Whether you love him or not is irrelevant - you have children who are dependent on you to keep them safe. They need their mum to be strong for them and that means keeping them away from their father until he himself has sorted out his issues. They need you alive, mentally strong and physically able - and these are things your husband is threatening.

We have all made mistakes (me - 2 bad marriages) but accepting our mistakes and sorting them out make us the better person. In your case sorting out means getting this man away from you and your kids.

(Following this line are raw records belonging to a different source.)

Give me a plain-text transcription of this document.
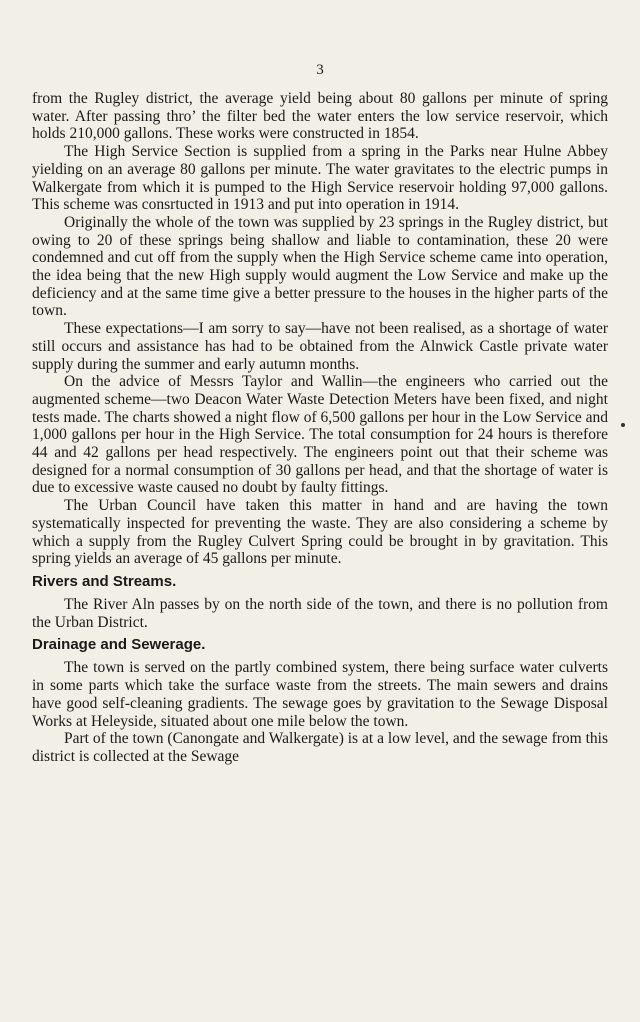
3

from the Rugley district, the average yield being about 80 gallons per minute of spring water. After passing thro’ the filter bed the water enters the low service reservoir, which holds 210,000 gallons. These works were constructed in 1854.

The High Service Section is supplied from a spring in the Parks near Hulne Abbey yielding on an average 80 gallons per minute. The water gravitates to the electric pumps in Walkergate from which it is pumped to the High Service reservoir holding 97,000 gallons. This scheme was consrtucted in 1913 and put into operation in 1914.

Originally the whole of the town was supplied by 23 springs in the Rugley district, but owing to 20 of these springs being shallow and liable to contamination, these 20 were condemned and cut off from the supply when the High Service scheme came into operation, the idea being that the new High supply would augment the Low Service and make up the deficiency and at the same time give a better pressure to the houses in the higher parts of the town.

These expectations—I am sorry to say—have not been realised, as a shortage of water still occurs and assistance has had to be obtained from the Alnwick Castle private water supply during the summer and early autumn months.

On the advice of Messrs Taylor and Wallin—the engineers who carried out the augmented scheme—two Deacon Water Waste Detection Meters have been fixed, and night tests made. The charts showed a night flow of 6,500 gallons per hour in the Low Service and 1,000 gallons per hour in the High Service. The total consumption for 24 hours is therefore 44 and 42 gallons per head respectively. The engineers point out that their scheme was designed for a normal consumption of 30 gallons per head, and that the shortage of water is due to excessive waste caused no doubt by faulty fittings.

The Urban Council have taken this matter in hand and are having the town systematically inspected for preventing the waste. They are also considering a scheme by which a supply from the Rugley Culvert Spring could be brought in by gravitation. This spring yields an average of 45 gallons per minute.

Rivers and Streams.

The River Aln passes by on the north side of the town, and there is no pollution from the Urban District.

Drainage and Sewerage.

The town is served on the partly combined system, there being surface water culverts in some parts which take the surface waste from the streets. The main sewers and drains have good self-cleaning gradients. The sewage goes by gravitation to the Sewage Disposal Works at Heleyside, situated about one mile below the town.

Part of the town (Canongate and Walkergate) is at a low level, and the sewage from this district is collected at the Sewage
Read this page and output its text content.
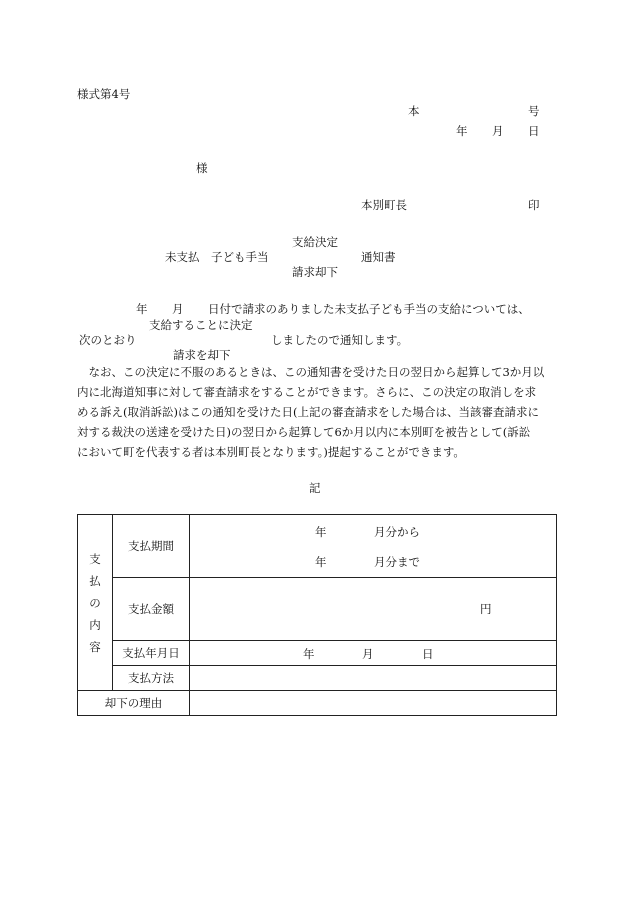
様式第4号
本	号
年 月 日
様
本別町長	印
支給決定
未支払　子ども手当	通知書
請求却下
年 月 日付で請求のありました未支払子ども手当の支給については、
支給することに決定
次のとおり	しましたので通知します。
請求を却下
　なお、この決定に不服のあるときは、この通知書を受けた日の翌日から起算して3か月以
内に北海道知事に対して審査請求をすることができます。さらに、この決定の取消しを求
める訴え(取消訴訟)はこの通知を受けた日(上記の審査請求をした場合は、当該審査請求に
対する裁決の送達を受けた日)の翌日から起算して6か月以内に本別町を被告として(訴訟
において町を代表する者は本別町長となります。)提起することができます。
記
支
払
の
内
容	支払期間	年 月分から
年 月分まで

	支払金額	円

	支払年月日	年 月 日

	支払方法	
却下の理由		
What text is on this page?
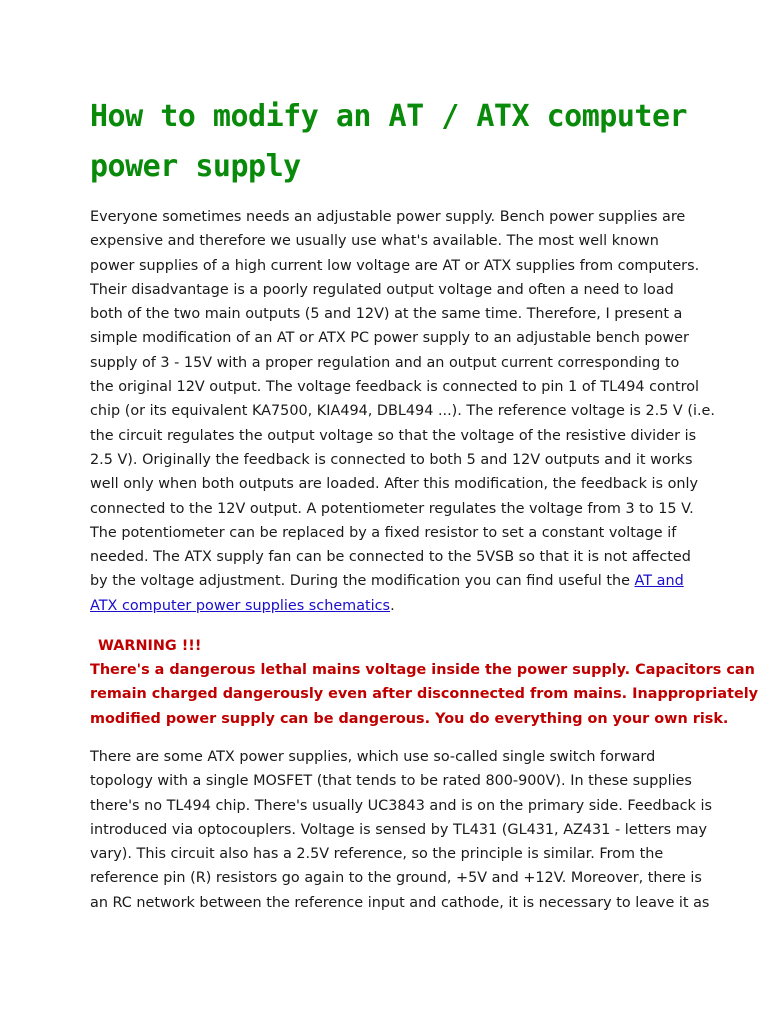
How to modify an AT / ATX computer power supply
Everyone sometimes needs an adjustable power supply. Bench power supplies are
expensive and therefore we usually use what's available. The most well known
power supplies of a high current low voltage are AT or ATX supplies from computers.
Their disadvantage is a poorly regulated output voltage and often a need to load
both of the two main outputs (5 and 12V) at the same time. Therefore, I present a
simple modification of an AT or ATX PC power supply to an adjustable bench power
supply of 3 - 15V with a proper regulation and an output current corresponding to
the original 12V output. The voltage feedback is connected to pin 1 of TL494 control
chip (or its equivalent KA7500, KIA494, DBL494 ...). The reference voltage is 2.5 V (i.e.
the circuit regulates the output voltage so that the voltage of the resistive divider is
2.5 V). Originally the feedback is connected to both 5 and 12V outputs and it works
well only when both outputs are loaded. After this modification, the feedback is only
connected to the 12V output. A potentiometer regulates the voltage from 3 to 15 V.
The potentiometer can be replaced by a fixed resistor to set a constant voltage if
needed. The ATX supply fan can be connected to the 5VSB so that it is not affected
by the voltage adjustment. During the modification you can find useful the AT and
ATX computer power supplies schematics.

WARNING !!!

There's a dangerous lethal mains voltage inside the power supply. Capacitors can
remain charged dangerously even after disconnected from mains. Inappropriately
modified power supply can be dangerous. You do everything on your own risk.
There are some ATX power supplies, which use so-called single switch forward
topology with a single MOSFET (that tends to be rated 800-900V). In these supplies
there's no TL494 chip. There's usually UC3843 and is on the primary side. Feedback is
introduced via optocouplers. Voltage is sensed by TL431 (GL431, AZ431 - letters may
vary). This circuit also has a 2.5V reference, so the principle is similar. From the
reference pin (R) resistors go again to the ground, +5V and +12V. Moreover, there is
an RC network between the reference input and cathode, it is necessary to leave it as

I wish you strength to do this.

Revengefantasiesrus Thu 11-Oct-12 08:51:33

He ran out of his meds and went cold turkey for 3 days before he could get another prescription. In that time he lost his temper because r was driving like a maniac and I dared to criticize him. So he screeched back home totally lost it and held a knife to my eye. I was 8 months pregnant.

Before that it had been nearly 2 years since he had done anything of the kind.

I accepted that as long as he keeps taking his antidepressants he won't hurt me. Unless he mixes them with enough booze of course. Then all bets are off.

I'm crying again now.

Revengefantasiesrus Thu 11-Oct-12 08:47:46

You can never be 100 per cent sure he won't hurt your children as I am certain when you married him you were 100 per cent sure he would not hurt you.

Sadly not so. He had already been abusive when I married him. But had made huge progress with therapy and medication. When he is in therapy he has never been abusive towards me. Maybe because he would be scared to have to repeat it to his therapist. I believed he had changed. We went for a long time between episodes of abuse once. A long long time. But it happened again eventually. It always does.

EternalHope Thu 11-Oct-12 08:37:59

I haven't read the whole thread so please forgive if I have missed something crucial. I have had cause to read a lot about abused women and discovered that often the final trigger for the woman to leave is NOT that she is fearful for her own safety (like you, many women normalise and discount the abuse) but is instead when she realises that she is going to kill or hurt her abusive partner if he continues. Presumably this starts with fantasies of revenge such as you have had. Get out before you do anything stupid which results in a very long prison term and heart break. Your situation sounds very dangerous no matter how much you protest that your DH is wonderful 95% of the time: by the way, attacking you even ONCE is once too many. You owe your DH precisely nothing in the light of that. Do not feel guilty about kicking him out.